Submitted by: 09/02/2015 by Maureen Fitzgerald

The Center for Health Enhancement Systems Studies (CHESS) has received a grant from the National Institute on Drug Abuse to test combining medication-assisted treatment (MAT) with the A-CHESS mobile health system.

“We know that effective treatment for opioid dependence requires medication, behavioral interventions, and screening for overdose protection, but few patients receive this combination of services,” says Dave Gustafson, Director of CHESS and principal investigator for the study. “We also know that many of the people who do receive MAT generally do not maintain long-term abstinence,” adds Gustafson.

Researchers from the University of Wisconsin Division of Infectious Diseases are partnering with the project. They will help design services for HIV and hepatitis C (HCV) prevention and care that will be integrated into the study.

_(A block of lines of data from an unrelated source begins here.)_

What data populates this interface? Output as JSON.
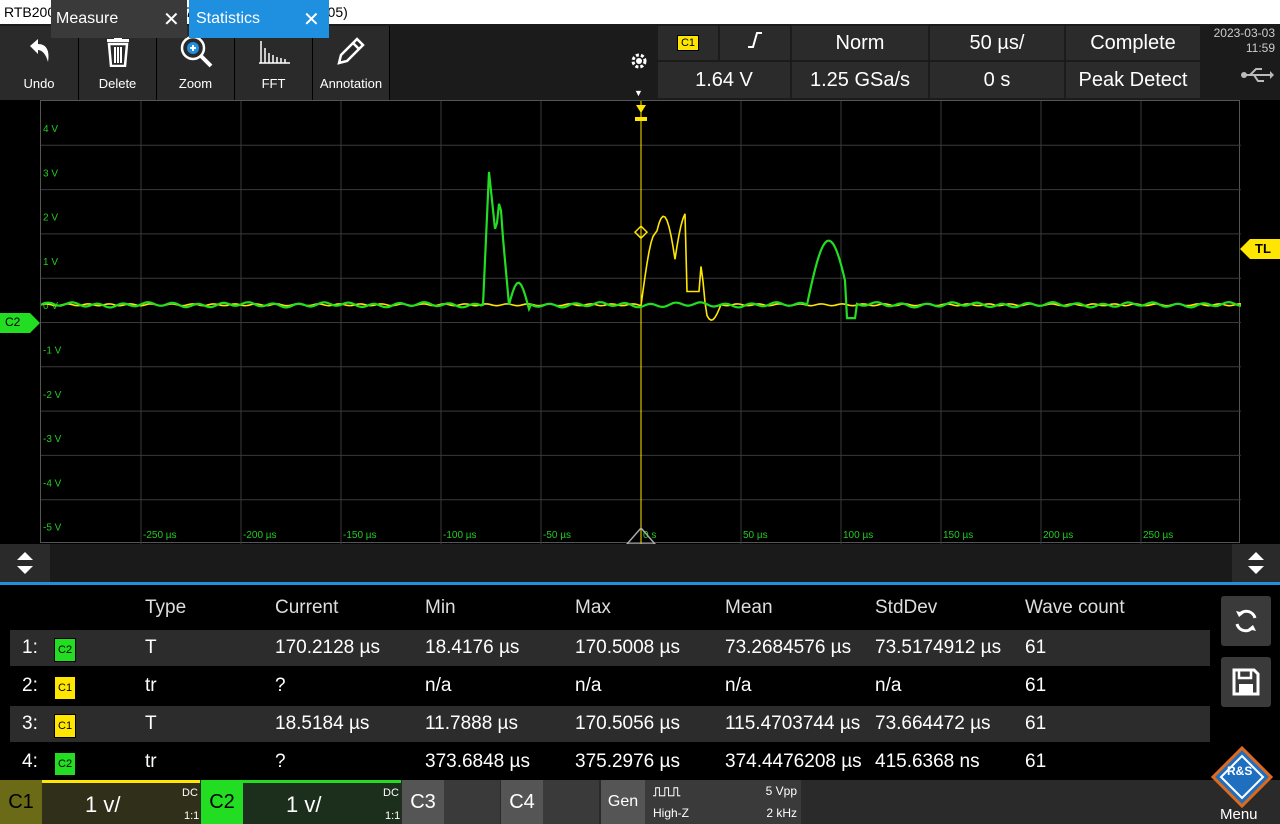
{
  "title_bar": "RTB2004; 1333.1005K04; 107509 (02.300 2020-10-05)",
  "toolbar": {
    "buttons": [
      {
        "label": "Undo",
        "icon": "undo-icon"
      },
      {
        "label": "Delete",
        "icon": "trash-icon"
      },
      {
        "label": "Zoom",
        "icon": "zoom-icon"
      },
      {
        "label": "FFT",
        "icon": "fft-icon"
      },
      {
        "label": "Annotation",
        "icon": "pencil-icon"
      }
    ],
    "settings_icon": "gear-icon"
  },
  "trigger": {
    "source": "C1",
    "slope_icon": "rising-edge-icon",
    "mode": "Norm",
    "timebase": "50 µs/",
    "acq_state": "Complete",
    "level": "1.64 V",
    "sample_rate": "1.25 GSa/s",
    "position": "0 s",
    "acq_mode": "Peak Detect"
  },
  "datetime": {
    "date": "2023-03-03",
    "time": "11:59"
  },
  "usb_icon": "usb-icon",
  "plot": {
    "y_labels": [
      "4 V",
      "3 V",
      "2 V",
      "1 V",
      "0 V",
      "-1 V",
      "-2 V",
      "-3 V",
      "-4 V",
      "-5 V"
    ],
    "x_labels": [
      "-250 µs",
      "-200 µs",
      "-150 µs",
      "-100 µs",
      "-50 µs",
      "0 s",
      "50 µs",
      "100 µs",
      "150 µs",
      "200 µs",
      "250 µs"
    ],
    "c2_marker": "C2",
    "tl_marker": "TL",
    "colors": {
      "c1": "#ffe600",
      "c2": "#22dd22",
      "grid": "#3a3a3a",
      "axis_text": "#22cc22"
    }
  },
  "tabs": [
    {
      "label": "Measure",
      "active": false
    },
    {
      "label": "Statistics",
      "active": true
    }
  ],
  "stats": {
    "headers": [
      "Type",
      "Current",
      "Min",
      "Max",
      "Mean",
      "StdDev",
      "Wave count"
    ],
    "rows": [
      {
        "idx": "1:",
        "ch": "C2",
        "type": "T",
        "current": "170.2128 µs",
        "min": "18.4176 µs",
        "max": "170.5008 µs",
        "mean": "73.2684576 µs",
        "std": "73.5174912 µs",
        "count": "61"
      },
      {
        "idx": "2:",
        "ch": "C1",
        "type": "tr",
        "current": "?",
        "min": "n/a",
        "max": "n/a",
        "mean": "n/a",
        "std": "n/a",
        "count": "61"
      },
      {
        "idx": "3:",
        "ch": "C1",
        "type": "T",
        "current": "18.5184 µs",
        "min": "11.7888 µs",
        "max": "170.5056 µs",
        "mean": "115.4703744 µs",
        "std": "73.664472 µs",
        "count": "61"
      },
      {
        "idx": "4:",
        "ch": "C2",
        "type": "tr",
        "current": "?",
        "min": "373.6848 µs",
        "max": "375.2976 µs",
        "mean": "374.4476208 µs",
        "std": "415.6368 ns",
        "count": "61"
      }
    ]
  },
  "side_buttons": [
    {
      "icon": "refresh-icon"
    },
    {
      "icon": "save-icon"
    }
  ],
  "bottom": {
    "c1": {
      "label": "C1",
      "scale": "1 v/",
      "coupling": "DC",
      "ratio": "1:1"
    },
    "c2": {
      "label": "C2",
      "scale": "1 v/",
      "coupling": "DC",
      "ratio": "1:1"
    },
    "c3": {
      "label": "C3"
    },
    "c4": {
      "label": "C4"
    },
    "gen": {
      "label": "Gen",
      "wave": "⎍⎍⎍",
      "impedance": "High-Z",
      "amplitude": "5 Vpp",
      "frequency": "2 kHz"
    },
    "menu": "Menu",
    "logo": "R&S"
  }
}
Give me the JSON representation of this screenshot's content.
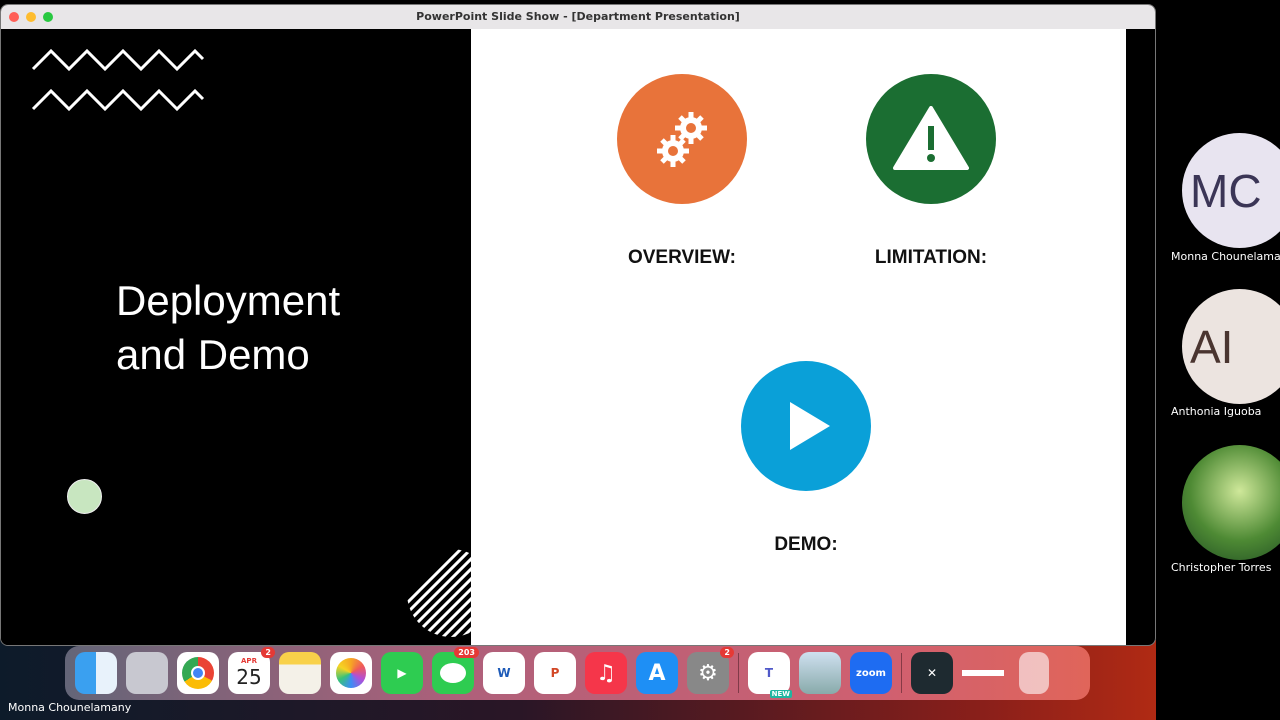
{
  "window": {
    "title": "PowerPoint Slide Show - [Department Presentation]"
  },
  "slide": {
    "title_line1": "Deployment",
    "title_line2": "and Demo",
    "items": [
      {
        "label": "OVERVIEW:",
        "icon": "gears-icon",
        "color": "#e8733a"
      },
      {
        "label": "LIMITATION:",
        "icon": "warning-icon",
        "color": "#1b6e32"
      },
      {
        "label": "DEMO:",
        "icon": "play-icon",
        "color": "#0aa0d8"
      }
    ]
  },
  "participants": [
    {
      "initials": "MC",
      "name": "Monna Chounelamany",
      "bg": "#e8e4f0",
      "fg": "#3b3556"
    },
    {
      "initials": "AI",
      "name": "Anthonia Iguoba",
      "bg": "#ece4e0",
      "fg": "#4a3530"
    },
    {
      "initials": "",
      "name": "Christopher Torres"
    }
  ],
  "speaker_caption": "Monna Chounelamany",
  "dock": {
    "calendar_month": "APR",
    "calendar_day": "25",
    "calendar_badge": "2",
    "messages_badge": "203",
    "settings_badge": "2",
    "word_letter": "W",
    "powerpoint_letter": "P",
    "teams_badge": "NEW",
    "zoom_label": "zoom"
  }
}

“Our hope with this project is to improve patients’ long-term recovery from opioid dependence, reduce the risk of HCV and HIV infection, and understand how we can improve medication-assisted treatment and mobile health interventions,” says Gustafson.

The project will randomly assign 440 opioid users from three addiction treatment centers (Gosnold on Cape Cod, SSTAR in Massachusetts and Rhode Island,) and ARC Community Services of Madison, WI) to receive MAT and A-CHESS or MAT alone.

Patients will be followed for 24 months to assess the long-term impact of either intervention. The research team will compare illicit opioid use between patients in the two study groups. Differences between the two groups in terms of quality of life, retention in treatment, and unscheduled use of health services will be analyzed. For HCV and HIV, the research team will examine differences in the two groups in screening rates, risk behaviors, testing, and among those infected, treatment initiation. 

A-CHESS has been tested and proven effective in several pilot tests. In a randomized controlled study of 349 patients with alcohol use disorders, roughly half used the A-CHESS smartphone app in addition to treatment as usual. The study found that not only did the A-CHESS app users report fewer risky drinking days (days in which drinking exceeded four standard drinks for men and three for women in a two-hour period), but also that smartphone app users had a higher likelihood of consistent abstinence from alcohol. The success of this pilot test and others suggest that A-CHESS will also have positive effects on opioid users.

Kim Johnson, Deputy Director of NIATx and Co-Director of the ATTC Network Coordinating Office is also on the research team. “We are interested in better understanding whether men and women use mobile recovery technologies differently and whether the impact of mobile technologies differs for men and women.”

CHESS researchers Fiona McTavish and Dr. Amy Atwood are also part of the research team, along with UW-Madison scientists and researchers Dr. Tim Baker and Dr. Ryan Westergaard, School of Medicine and Public Health; Dr. Dhavan Shah and Rachel Kornfield of the School of Journalism and Mass Communication, and Dr. Oguzhan Alagoz of the College of Engineering.

The five-year project launched in August 2015. Recruitment of study participants will begin in February 2016.